Persistent SQLite-backed semantic index implementing the retrieval Corpus seam.

This crate is the large-corpus counterpart to the in-memory inverted index in lean-semantic-search-retrieval. It owns the semantic index only: opaque-key postings, per-key fanout, the document total, and the contract DeclarationFeatureRows needed to rebuild an anchor from a corpus member. It carries no declaration display text, module or kind fields, provenance, labels, probe caches, or any duplicate-audit or proof-agent vocabulary — those stay with consumers.

Build a corpus with StoreBuilder, publishing it atomically; open it read-only with Store, which implements Corpus so retrieval ranks over a persisted index without loading it into memory. The ranking algorithm, anchor planning, policy, and output shape are unchanged: a Store is just another Corpus, and retrieve_across fans one anchor across several of them.

Reuse is gated by Store::open_fresh, which accepts a persisted corpus only on a matching opaque corpus_token and matching versions and reports every mismatch or corruption as a CacheMiss rather than an error. The neutral set_latest/cleanup primitives manage content-addressed corpus directories and the atomic latest-pointer the caller resolves.
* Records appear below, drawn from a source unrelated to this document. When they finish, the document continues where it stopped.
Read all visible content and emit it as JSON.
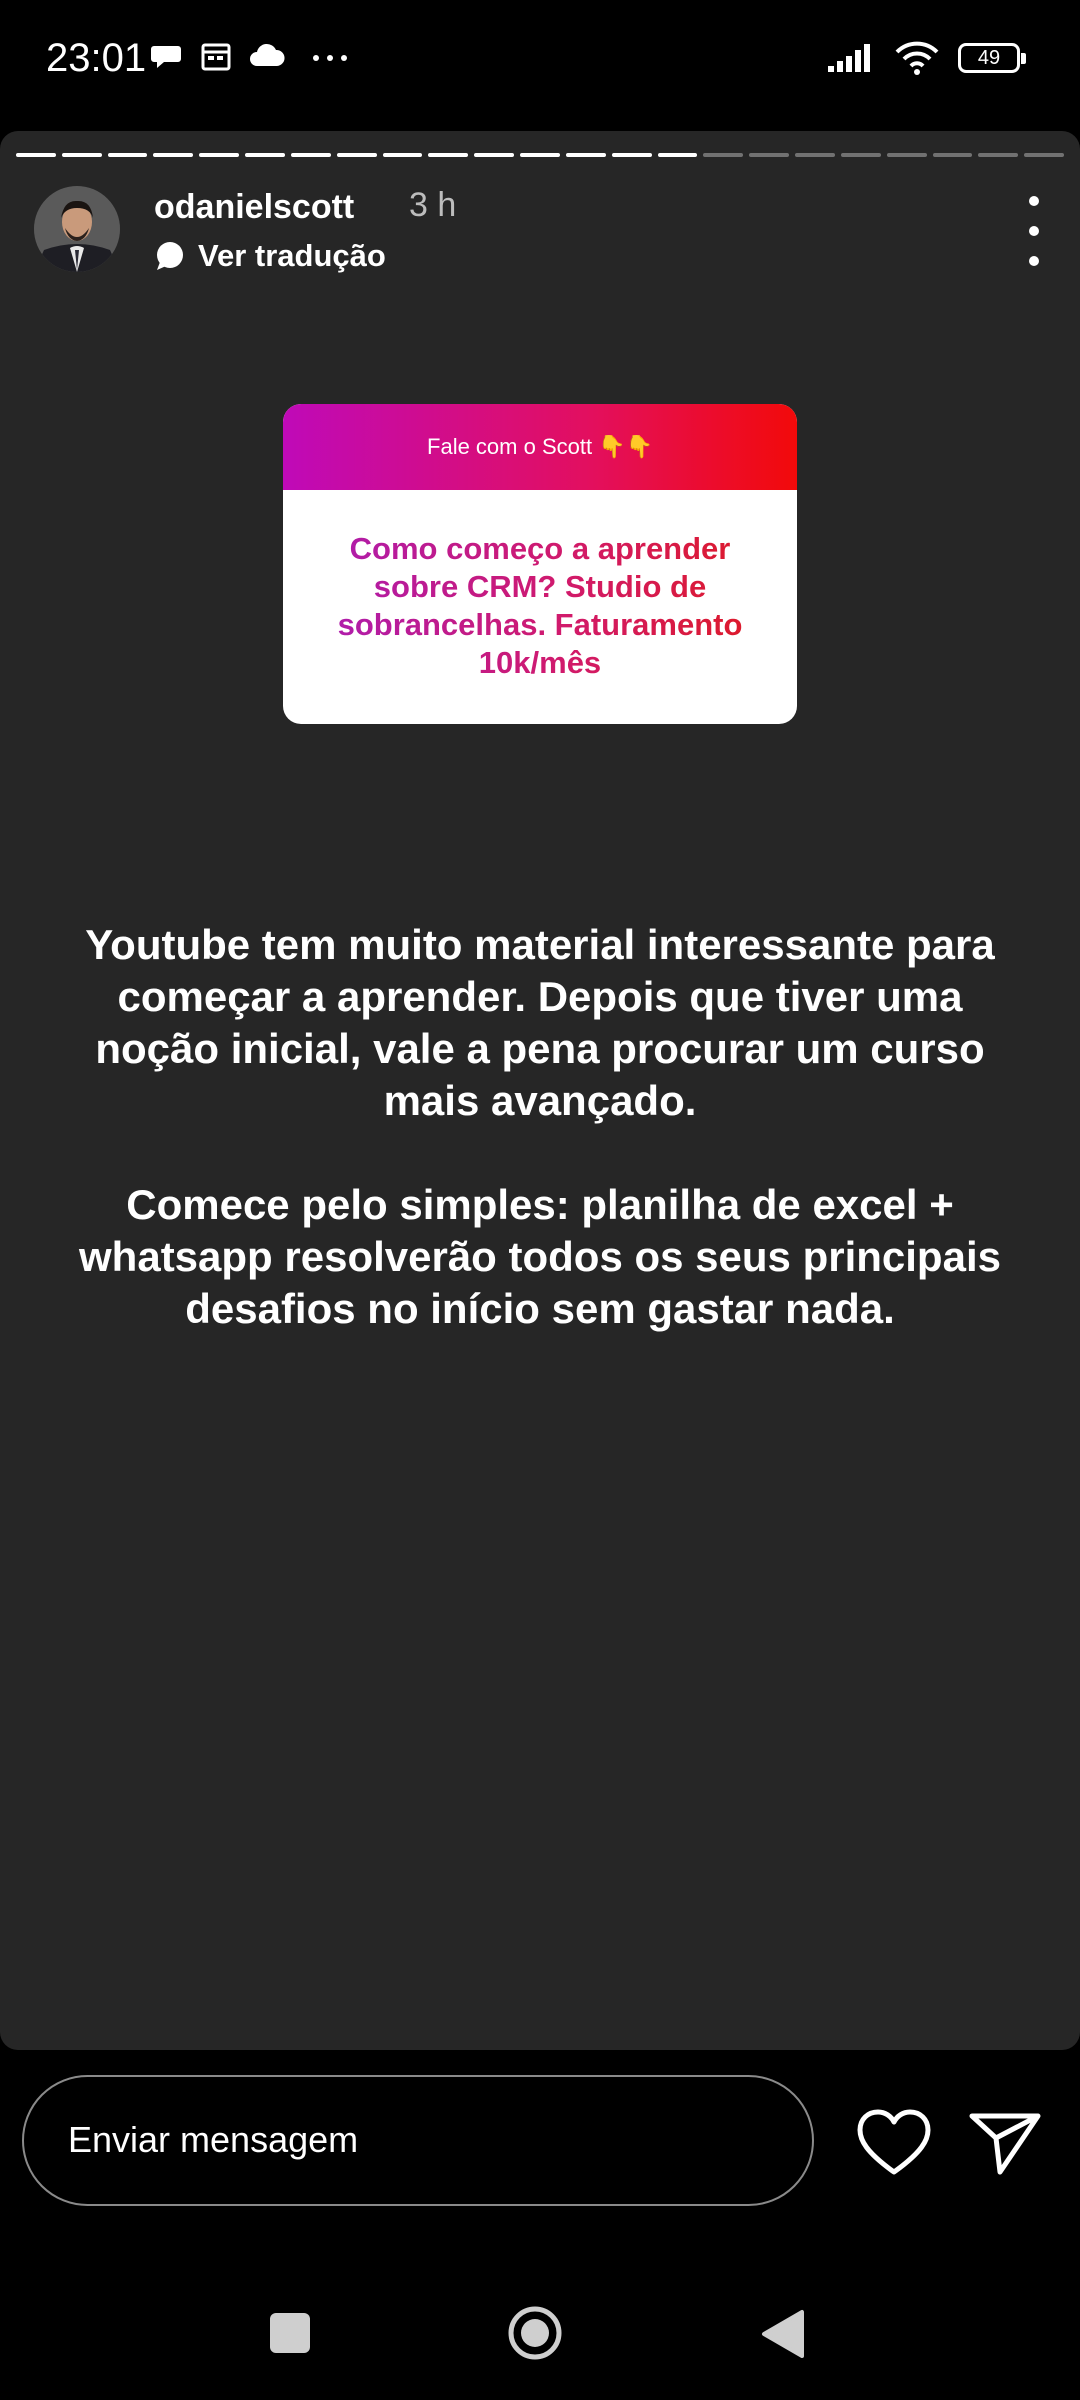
{
  "status_bar": {
    "time": "23:01",
    "battery": "49",
    "left_icons": [
      "chat-bubble-icon",
      "calendar-icon",
      "cloud-icon",
      "more-dots-icon"
    ],
    "right_icons": [
      "signal-icon",
      "wifi-icon",
      "battery-icon"
    ]
  },
  "story": {
    "progress": {
      "segments": 23,
      "viewed": 15
    },
    "username": "odanielscott",
    "time_ago": "3 h",
    "translate_label": "Ver tradução",
    "question_box": {
      "header": "Fale com o Scott 👇👇",
      "question": "Como começo a aprender sobre CRM? Studio de sobrancelhas. Faturamento 10k/mês"
    },
    "answer_paragraph_1": "Youtube tem muito material interessante para começar a aprender. Depois que tiver uma noção inicial, vale a pena procurar um curso mais avançado.",
    "answer_paragraph_2": "Comece pelo simples: planilha de excel + whatsapp resolverão todos os seus principais desafios no início sem gastar nada."
  },
  "reply_bar": {
    "placeholder": "Enviar mensagem",
    "icons": [
      "heart-icon",
      "send-icon"
    ]
  },
  "nav_bar": {
    "icons": [
      "recents-icon",
      "home-icon",
      "back-icon"
    ]
  },
  "colors": {
    "story_background": "#262626",
    "sticker_gradient_start": "#bf0ab8",
    "sticker_gradient_end": "#f20a0a"
  }
}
See docs/architecture/05-sqlite-store.md for the schema and the read/write design, and docs/architecture/06-cache-lifecycle.md for the freshness contract and the lifecycle primitives.

Structs§

CleanupEntry
One corpus directory a cleanup classified.
CleanupReport
What a cleanup found and, if executed, did.
Store
A persisted corpus opened read-only.
StoreBuilder
Builds a persisted corpus, then publishes it atomically.

Enums§

CacheMiss
Why a persisted corpus cannot be reused for a request. Every variant is a cache miss that tells the caller to rebuild — never a transport error.
CleanupMode
Whether a cleanup reports its plan or carries it out.
CorpusLookup
The outcome of an open-or-reject: either a usable corpus or the reason it was rejected.
Ingest
One item in the build stream.
StoreError
An error from building or opening a persisted corpus.

Constants§

STORE_SCHEMA_VERSION
The store’s own on-disk schema identity. Bumped when the table layout changes. Stored in metadata and verified on open.

Functions§

cleanup
Remove every corpus directory under root except those the caller still wants and the one the latest pointer targets.
corpus_dir
The directory a corpus with content address name occupies under root. The caller owns the name; the store never parses it.
index_path
The index file a builder writes to (and a reader opens) for corpus name. Pass it to StoreBuilder::create and Store::open_fresh.
latest_index_path
The index path the latest pointer under root resolves to, ready to open, or None if nothing is published.
latest_name
The content address the latest pointer under root names, or None if no pointer is published or it is unreadable.
open_latest_fresh
Resolve the latest published corpus under root and open-or-reject it against expected_token.
set_latest
Atomically publish corpus name as the latest under root.